Liputan6.com, Jakarta - Bagi sebagian orang, lari hanya sebatas olahraga untuk membakar kalori. Namun, bagi konten kreator sekaligus sneaker enthusiast, Adityalogy, lari justru menjadi ruang refleksi dan sumber inspirasi kreatif.
"Lari itu kayak main game. Kita ditantang buat jaga mood dan bertahan selama mungkin melakukan hal yang repetitif. Di situlah momen kontemplasi muncul, bahkan ide-ide baru juga banyak yang datang dari situ," kata Adityalogy saat berbincang dengan Health Liputan6.com di peluncuran sepatu New Balance FuelCell Rebel v5, belum lama ini.
Sebagai penggiat dunia kreatif dan produk desain, Adityalogy mengaku banyak mendapatkan insight penting saat sedang berlari. Baginya, momen saat berlari memberikan ruang berpikir yang jernih, jauh dari distraksi layar dan notifikasi.
"Jujur, sebagai content creator dan product designer, banyak banget ide yang gua dapetin dari lari. Itu nyaman banget, dan jadi alasan kenapa gua akhirnya nyaman banget sama olahraga ini," ujarnya.

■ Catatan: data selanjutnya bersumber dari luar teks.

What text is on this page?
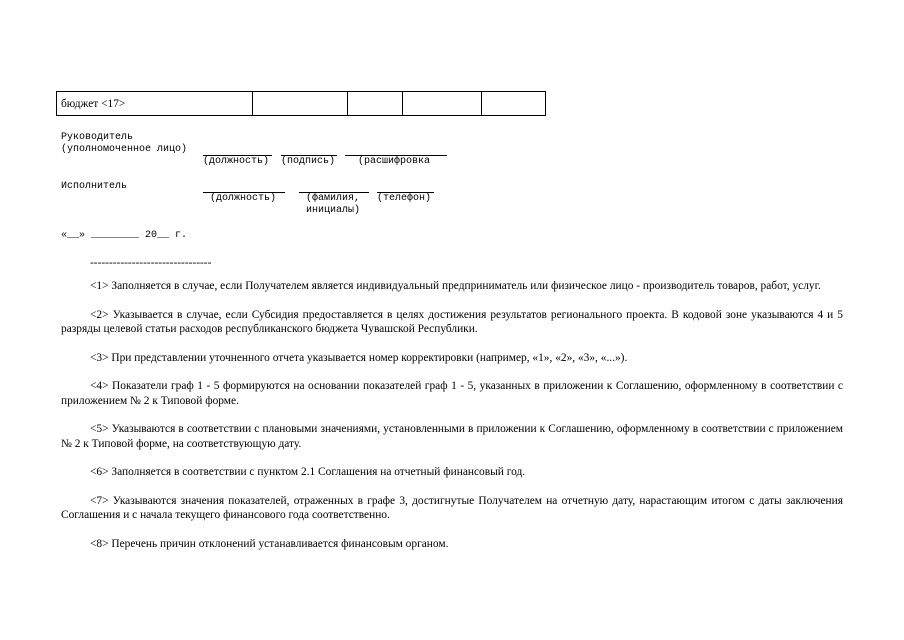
бюджет <17>				
Руководитель
(уполномоченное лицо)
(должность) (подпись) (расшифровка
Исполнитель
(должность)	(фамилия,
инициалы)
(телефон)
«__» ________ 20__ г.
--------------------------------

<1> Заполняется в случае, если Получателем является индивидуальный предприниматель или физическое лицо - производитель товаров, работ, услуг.

<2> Указывается в случае, если Субсидия предоставляется в целях достижения результатов регионального проекта. В кодовой зоне указываются 4 и 5 разряды целевой статьи расходов республиканского бюджета Чувашской Республики.

<3> При представлении уточненного отчета указывается номер корректировки (например, «1», «2», «3», «...»).

<4> Показатели граф 1 - 5 формируются на основании показателей граф 1 - 5, указанных в приложении к Соглашению, оформленному в соответствии с приложением № 2 к Типовой форме.

<5> Указываются в соответствии с плановыми значениями, установленными в приложении к Соглашению, оформленному в соответствии с приложением № 2 к Типовой форме, на соответствующую дату.

<6> Заполняется в соответствии с пунктом 2.1 Соглашения на отчетный финансовый год.

<7> Указываются значения показателей, отраженных в графе 3, достигнутые Получателем на отчетную дату, нарастающим итогом с даты заключения Соглашения и с начала текущего финансового года соответственно.

<8> Перечень причин отклонений устанавливается финансовым органом.
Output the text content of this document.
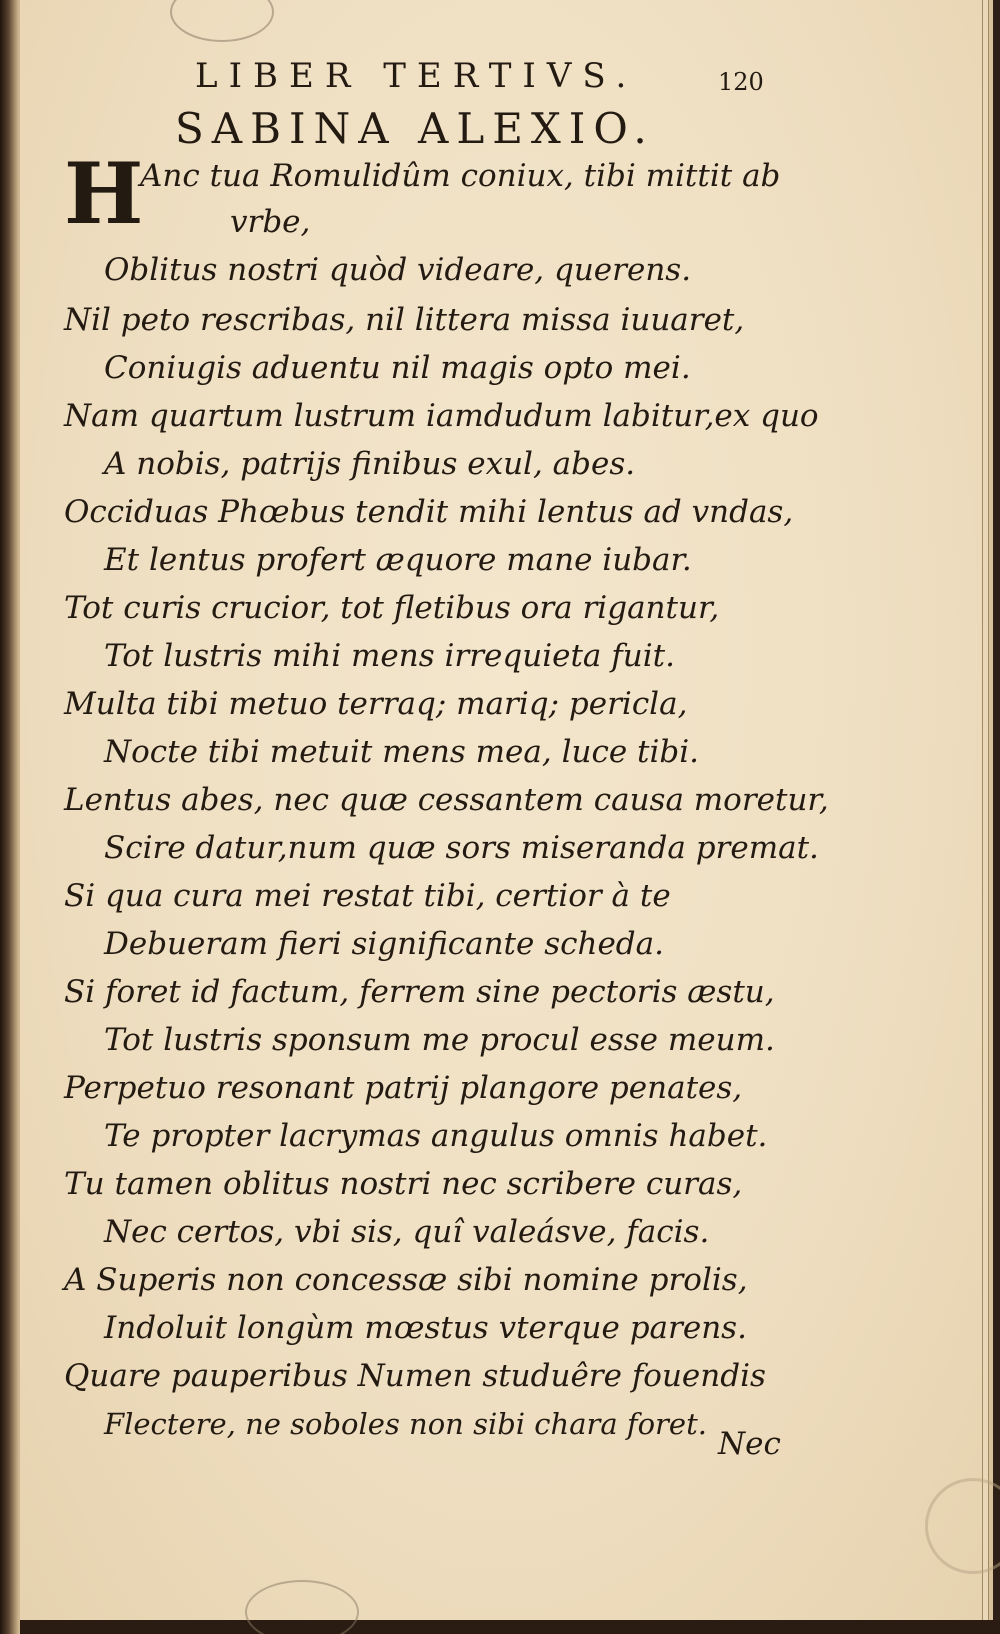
LIBER TERTIVS.	120
SABINA ALEXIO.
H
Anc tua Romulidûm coniux, tibi mittit ab
vrbe,
Oblitus nostri quòd videare, querens.
Nil peto rescribas, nil littera missa iuuaret,
Coniugis aduentu nil magis opto mei.
Nam quartum lustrum iamdudum labitur,ex quo
A nobis, patrijs finibus exul, abes.
Occiduas Phœbus tendit mihi lentus ad vndas,
Et lentus profert æquore mane iubar.
Tot curis crucior, tot fletibus ora rigantur,
Tot lustris mihi mens irrequieta fuit.
Multa tibi metuo terraq; mariq; pericla,
Nocte tibi metuit mens mea, luce tibi.
Lentus abes, nec quæ cessantem causa moretur,
Scire datur,num quæ sors miseranda premat.
Si qua cura mei restat tibi, certior à te
Debueram fieri significante scheda.
Si foret id factum, ferrem sine pectoris æstu,
Tot lustris sponsum me procul esse meum.
Perpetuo resonant patrij plangore penates,
Te propter lacrymas angulus omnis habet.
Tu tamen oblitus nostri nec scribere curas,
Nec certos, vbi sis, quî valeásve, facis.
A Superis non concessæ sibi nomine prolis,
Indoluit longùm mœstus vterque parens.
Quare pauperibus Numen studuêre fouendis
Flectere, ne soboles non sibi chara foret.
Nec
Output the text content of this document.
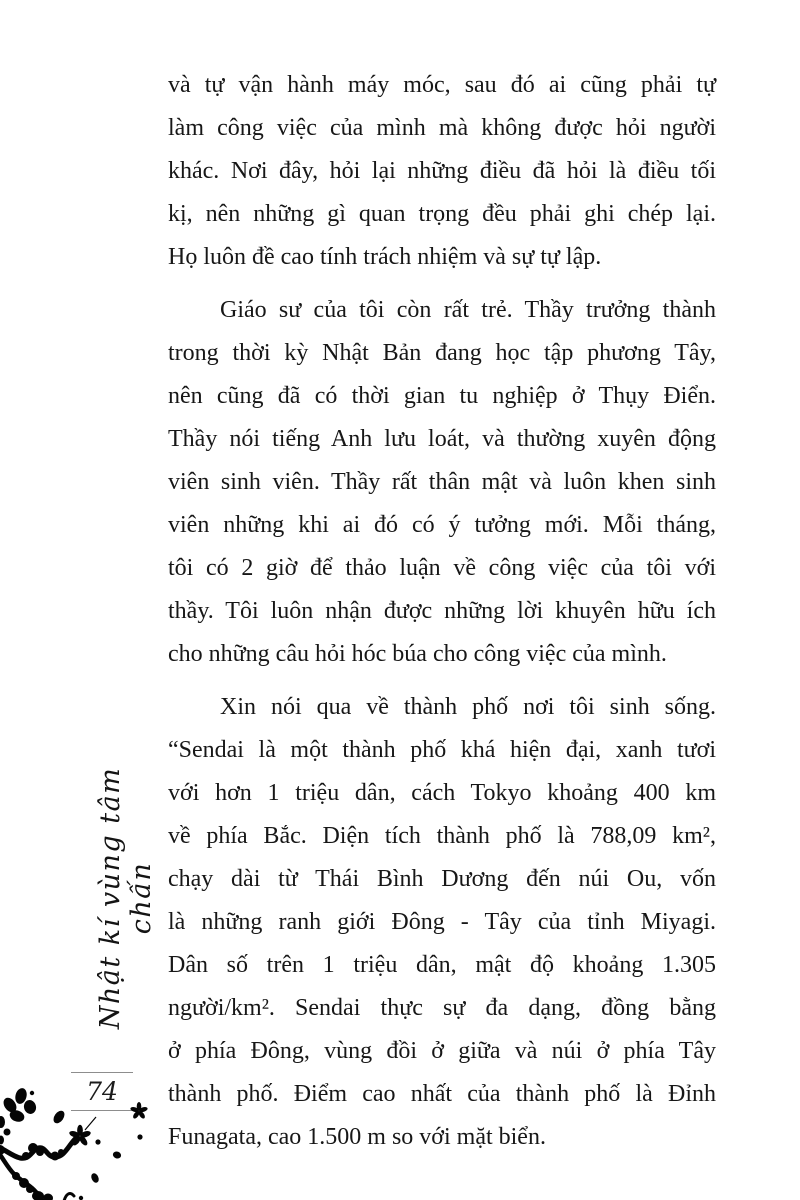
và tự vận hành máy móc, sau đó ai cũng phải tự
làm công việc của mình mà không được hỏi người
khác. Nơi đây, hỏi lại những điều đã hỏi là điều tối
kị, nên những gì quan trọng đều phải ghi chép lại.
Họ luôn đề cao tính trách nhiệm và sự tự lập.
Giáo sư của tôi còn rất trẻ. Thầy trưởng thành
trong thời kỳ Nhật Bản đang học tập phương Tây,
nên cũng đã có thời gian tu nghiệp ở Thụy Điển.
Thầy nói tiếng Anh lưu loát, và thường xuyên động
viên sinh viên. Thầy rất thân mật và luôn khen sinh
viên những khi ai đó có ý tưởng mới. Mỗi tháng,
tôi có 2 giờ để thảo luận về công việc của tôi với
thầy. Tôi luôn nhận được những lời khuyên hữu ích
cho những câu hỏi hóc búa cho công việc của mình.
Xin nói qua về thành phố nơi tôi sinh sống.
“Sendai là một thành phố khá hiện đại, xanh tươi
với hơn 1 triệu dân, cách Tokyo khoảng 400 km
về phía Bắc. Diện tích thành phố là 788,09 km²,
chạy dài từ Thái Bình Dương đến núi Ou, vốn
là những ranh giới Đông - Tây của tỉnh Miyagi.
Dân số trên 1 triệu dân, mật độ khoảng 1.305
người/km². Sendai thực sự đa dạng, đồng bằng
ở phía Đông, vùng đồi ở giữa và núi ở phía Tây
thành phố. Điểm cao nhất của thành phố là Đỉnh
Funagata, cao 1.500 m so với mặt biển.
Nhật kí vùng tâm chấn
74
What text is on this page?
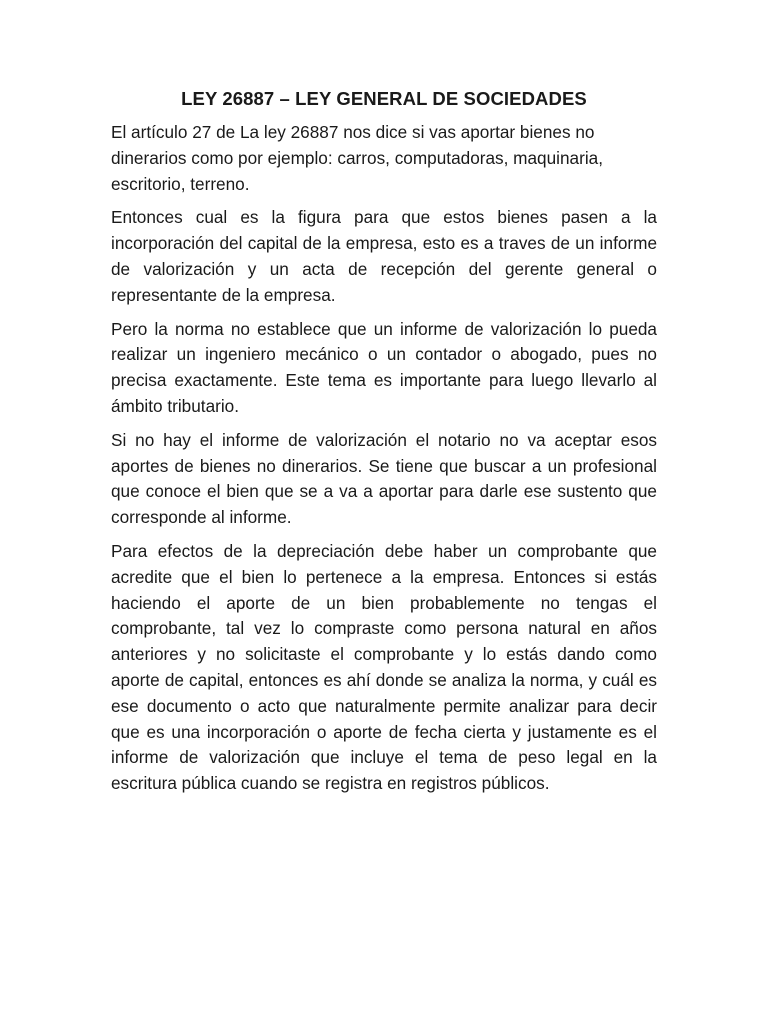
LEY 26887 – LEY GENERAL DE SOCIEDADES

El artículo 27 de La ley 26887 nos dice si vas aportar bienes no dinerarios como por ejemplo: carros, computadoras, maquinaria, escritorio, terreno.

Entonces cual es la figura para que estos bienes pasen a la incorporación del capital de la empresa, esto es a traves de un informe de valorización y un acta de recepción del gerente general o representante de la empresa.

Pero la norma no establece que un informe de valorización lo pueda realizar un ingeniero mecánico o un contador o abogado, pues no precisa exactamente. Este tema es importante para luego llevarlo al ámbito tributario.

Si no hay el informe de valorización el notario no va aceptar esos aportes de bienes no dinerarios. Se tiene que buscar a un profesional que conoce el bien que se a va a aportar para darle ese sustento que corresponde al informe.

Para efectos de la depreciación debe haber un comprobante que acredite que el bien lo pertenece a la empresa. Entonces si estás haciendo el aporte de un bien probablemente no tengas el comprobante, tal vez lo compraste como persona natural en años anteriores y no solicitaste el comprobante y lo estás dando como aporte de capital, entonces es ahí donde se analiza la norma, y cuál es ese documento o acto que naturalmente permite analizar para decir que es una incorporación o aporte de fecha cierta y justamente es el informe de valorización que incluye el tema de peso legal en la escritura pública cuando se registra en registros públicos.
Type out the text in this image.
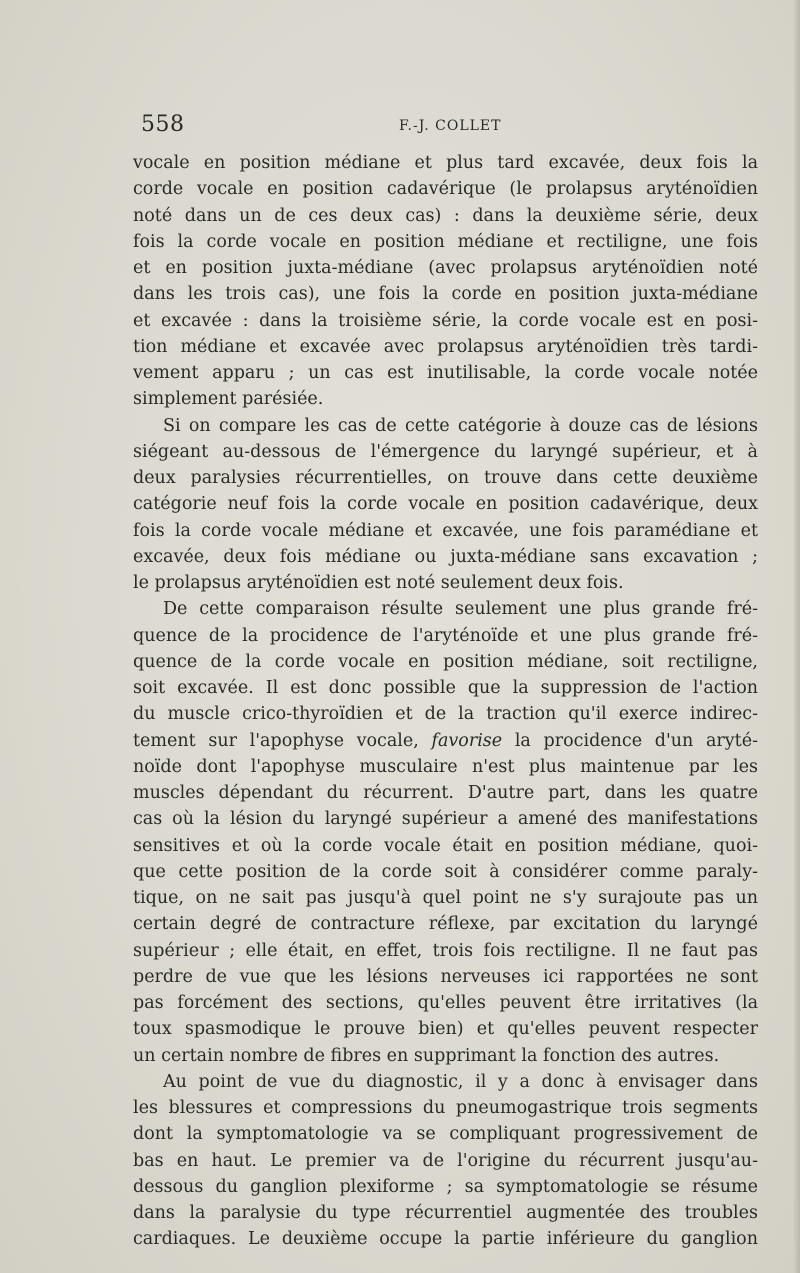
558	F.-J. COLLET
vocale en position médiane et plus tard excavée, deux fois la
corde vocale en position cadavérique (le prolapsus aryténoïdien
noté dans un de ces deux cas) : dans la deuxième série, deux
fois la corde vocale en position médiane et rectiligne, une fois
et en position juxta-médiane (avec prolapsus aryténoïdien noté
dans les trois cas), une fois la corde en position juxta-médiane
et excavée : dans la troisième série, la corde vocale est en posi-
tion médiane et excavée avec prolapsus aryténoïdien très tardi-
vement apparu ; un cas est inutilisable, la corde vocale notée
simplement parésiée.
Si on compare les cas de cette catégorie à douze cas de lésions
siégeant au-dessous de l'émergence du laryngé supérieur, et à
deux paralysies récurrentielles, on trouve dans cette deuxième
catégorie neuf fois la corde vocale en position cadavérique, deux
fois la corde vocale médiane et excavée, une fois paramédiane et
excavée, deux fois médiane ou juxta-médiane sans excavation ;
le prolapsus aryténoïdien est noté seulement deux fois.
De cette comparaison résulte seulement une plus grande fré-
quence de la procidence de l'aryténoïde et une plus grande fré-
quence de la corde vocale en position médiane, soit rectiligne,
soit excavée. Il est donc possible que la suppression de l'action
du muscle crico-thyroïdien et de la traction qu'il exerce indirec-
tement sur l'apophyse vocale, favorise la procidence d'un aryté-
noïde dont l'apophyse musculaire n'est plus maintenue par les
muscles dépendant du récurrent. D'autre part, dans les quatre
cas où la lésion du laryngé supérieur a amené des manifestations
sensitives et où la corde vocale était en position médiane, quoi-
que cette position de la corde soit à considérer comme paraly-
tique, on ne sait pas jusqu'à quel point ne s'y surajoute pas un
certain degré de contracture réflexe, par excitation du laryngé
supérieur ; elle était, en effet, trois fois rectiligne. Il ne faut pas
perdre de vue que les lésions nerveuses ici rapportées ne sont
pas forcément des sections, qu'elles peuvent être irritatives (la
toux spasmodique le prouve bien) et qu'elles peuvent respecter
un certain nombre de fibres en supprimant la fonction des autres.
Au point de vue du diagnostic, il y a donc à envisager dans
les blessures et compressions du pneumogastrique trois segments
dont la symptomatologie va se compliquant progressivement de
bas en haut. Le premier va de l'origine du récurrent jusqu'au-
dessous du ganglion plexiforme ; sa symptomatologie se résume
dans la paralysie du type récurrentiel augmentée des troubles
cardiaques. Le deuxième occupe la partie inférieure du ganglion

Sepatu Lari yang Tepat dan Bebas Cedera
Namun, kenyamanan saat berlari tidak datang begitu saja. Adityalogy menekankan pentingnya memilih sepatu lari yang sesuai dengan kebutuhan dan level kemampuan. Salah pilih sepatu bisa berdampak buruk, termasuk cedera lutut dan nyeri kaki.
"Kita harus tahu dulu, kita ini pelari beginner, intermediate, atau advanced. Karena peruntukan sepatu lari itu beda-beda, terutama dalam hal dukungan buat mencegah cedera," katanya.
Dia, mencontohkan, pelari pemula sebaiknya memilih sepatu dengan bantalan yang empuk di bagian tumit. Ini penting karena gaya lari pemula umumnya masih mendarat dengan tumit terlebih dahulu (heel strike).
"Kalau tumit nggak terlindungi dengan baik, bisa menjalar nyerinya sampai ke lutut dan bokong. Jadi buat pemula, pilih sepatu yang empuk dan nyaman buat lari lambat," tambahnya.
Pengalaman Salah Pilih Sepatu
Adityalogy pun mengaku pernah mengalami sendiri akibat salah memilih sepatu. Karena tertarik desain yang keren, dia pernah memilih sepatu yang diperuntukkan untuk pelari profesional.
"Gua pernah milih sepatu yang tumpuannya di forefoot, cocoknya buat pelari pro yang udah mid-strike. Sementara gua masih larinya pakai tumit. Akhirnya lutut dan telapak kaki gua sakit banget setelah lari," katanya.
Pengalaman itu menjadi pelajaran penting. Kini, sebelum membeli sepatu, dia selalu memastikan apakah sepatu tersebut sesuai dengan cara larinya.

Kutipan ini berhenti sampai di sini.